The IT person sets up a policy that runs in the background. When the various filters catch a document that fits the criteria, an alert is sent. Poggione expects to set up an automated email that will go out to users to explain that they've created a document caught in the filter; the same message will go to Poggione or another administrator as well.
The program doesn't provide access to the document, Poggione says, unless he takes ownership of it, in which case, the program logs that activity, which can't be changed. That log can be used as evidence of compliance to regulations and internal policies. "It does a great job of auditing the auditors," he notes.
The scanning can be done for any kind of document or for any of the user groups set up within Google Docs, such as students. The program also allows IT people to write their own expressions and matching criteria for custom filters.
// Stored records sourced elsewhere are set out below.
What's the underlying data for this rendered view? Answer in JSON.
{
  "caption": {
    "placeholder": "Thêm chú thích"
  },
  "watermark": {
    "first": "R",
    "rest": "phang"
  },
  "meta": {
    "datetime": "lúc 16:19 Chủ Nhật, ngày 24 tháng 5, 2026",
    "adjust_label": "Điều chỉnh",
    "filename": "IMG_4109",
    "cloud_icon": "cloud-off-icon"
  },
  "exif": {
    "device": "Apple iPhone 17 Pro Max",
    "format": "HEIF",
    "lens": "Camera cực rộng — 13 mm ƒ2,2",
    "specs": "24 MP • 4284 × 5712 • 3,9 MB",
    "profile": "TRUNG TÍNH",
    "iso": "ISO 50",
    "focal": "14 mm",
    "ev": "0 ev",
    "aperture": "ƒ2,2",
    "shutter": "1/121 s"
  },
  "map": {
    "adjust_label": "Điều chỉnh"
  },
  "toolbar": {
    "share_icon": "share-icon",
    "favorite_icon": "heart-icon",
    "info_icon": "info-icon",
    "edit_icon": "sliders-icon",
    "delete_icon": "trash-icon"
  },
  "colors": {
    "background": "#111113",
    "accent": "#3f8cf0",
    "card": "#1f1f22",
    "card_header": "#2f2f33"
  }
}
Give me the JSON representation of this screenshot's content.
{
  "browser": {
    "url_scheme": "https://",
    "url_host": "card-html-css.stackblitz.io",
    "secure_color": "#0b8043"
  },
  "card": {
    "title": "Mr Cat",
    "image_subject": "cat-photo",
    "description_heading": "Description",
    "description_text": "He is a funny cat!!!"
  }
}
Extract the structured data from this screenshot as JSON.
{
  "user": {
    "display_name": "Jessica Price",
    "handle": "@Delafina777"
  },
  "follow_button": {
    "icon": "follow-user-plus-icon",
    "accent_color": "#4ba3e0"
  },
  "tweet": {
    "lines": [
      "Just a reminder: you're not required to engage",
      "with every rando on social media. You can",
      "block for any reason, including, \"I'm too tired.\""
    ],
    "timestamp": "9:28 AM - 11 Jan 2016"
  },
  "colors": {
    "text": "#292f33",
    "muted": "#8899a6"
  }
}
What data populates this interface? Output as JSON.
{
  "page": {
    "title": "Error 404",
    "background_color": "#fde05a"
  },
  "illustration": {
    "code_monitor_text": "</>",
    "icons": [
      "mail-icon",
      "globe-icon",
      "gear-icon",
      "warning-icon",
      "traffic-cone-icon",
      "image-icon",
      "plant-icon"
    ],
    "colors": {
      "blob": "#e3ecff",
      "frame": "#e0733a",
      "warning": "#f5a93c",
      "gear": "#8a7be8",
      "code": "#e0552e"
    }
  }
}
Poggione said he expects to use a similar feature in the product to perform filtering of student-generated content to run them through a checklist of "bad words." In particular, he wants to be able to check for inappropriate content without assuming ownership of the documents in order, for example, to ensure that students aren't doing cyber-bullying.
Using the Right Tools
"When I sold Google Apps and email to our school board, I flat out told them, 'Who do you think is going to recover from a huge disaster faster from any type of problems--me or Google? Who do you think is going to have the resources to get back up and running?' Do I trust the cloud? No more than I trust anybody else. But that means I have to do my work to ensure that I have the tools that I need to do the things that I need to do." CloudLock," he concludes, "is a big time saver for us."